Don’t worry, I’m not quitting my art career, that would be ridiculous. I love creating art, it is definitely a large part of who I am. I’m not sure I would even know what to do if I wasn’t creating something.
What I am saying is, I think I have to put myself in check. So not much will change except the way I see things on the inside, so don’t freak out… I’m not going anywhere.
My trip was amazing, Klee and I froze our butts off in the wintry weather, we hung out with two little amazing humans, got to teach my daughter a little something about driving, and got to see an awesome performance by my superstar… Life is good.
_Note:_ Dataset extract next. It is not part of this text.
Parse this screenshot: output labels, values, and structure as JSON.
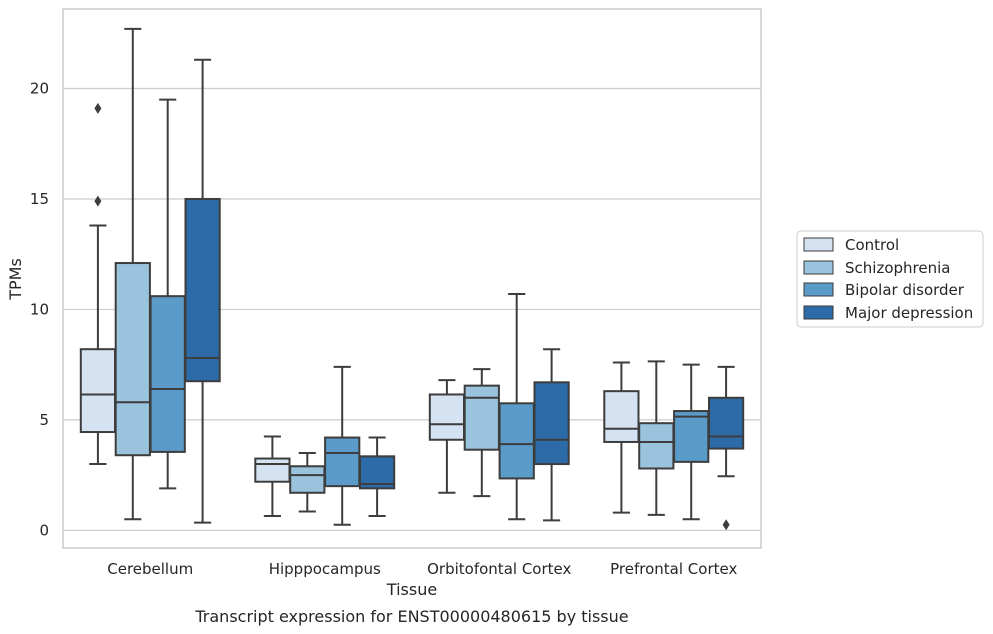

There are so many things to be appreciated in life. So many little things that can leave such a beautiful impact. These little things in of themselves can seem unimportant when you are thinking about your career or making money, but it is those small moments that are so powerful.
A hot chocolate in a cute cafe, on the main street, in a small town, in the mountains, that is decorated for Christmas, with my son complaining, is a memory that I will always cherish.
I guess what I am saying, is to be aware that you are not turning something that you love into a serious thing that keeps you from experiencing the things that you want to experience in life. It’s easy to say “I don’t have the time or money to do that”, and honestly sometimes you don’t, but will it be something you’ll regret not doing?
I guess I’m thinking about this because we just got back and will be leaving again tonight and going down south to a funeral. Life and death, it’s the one thing we all share, we live and we die.
I hope I’m not getting you down, that’s not my intention. I just think it’s important to stop and think about these things every once in a while.
Because life is precious… and it’s happening right now… Enjoy it now, while you can… every beautiful moment.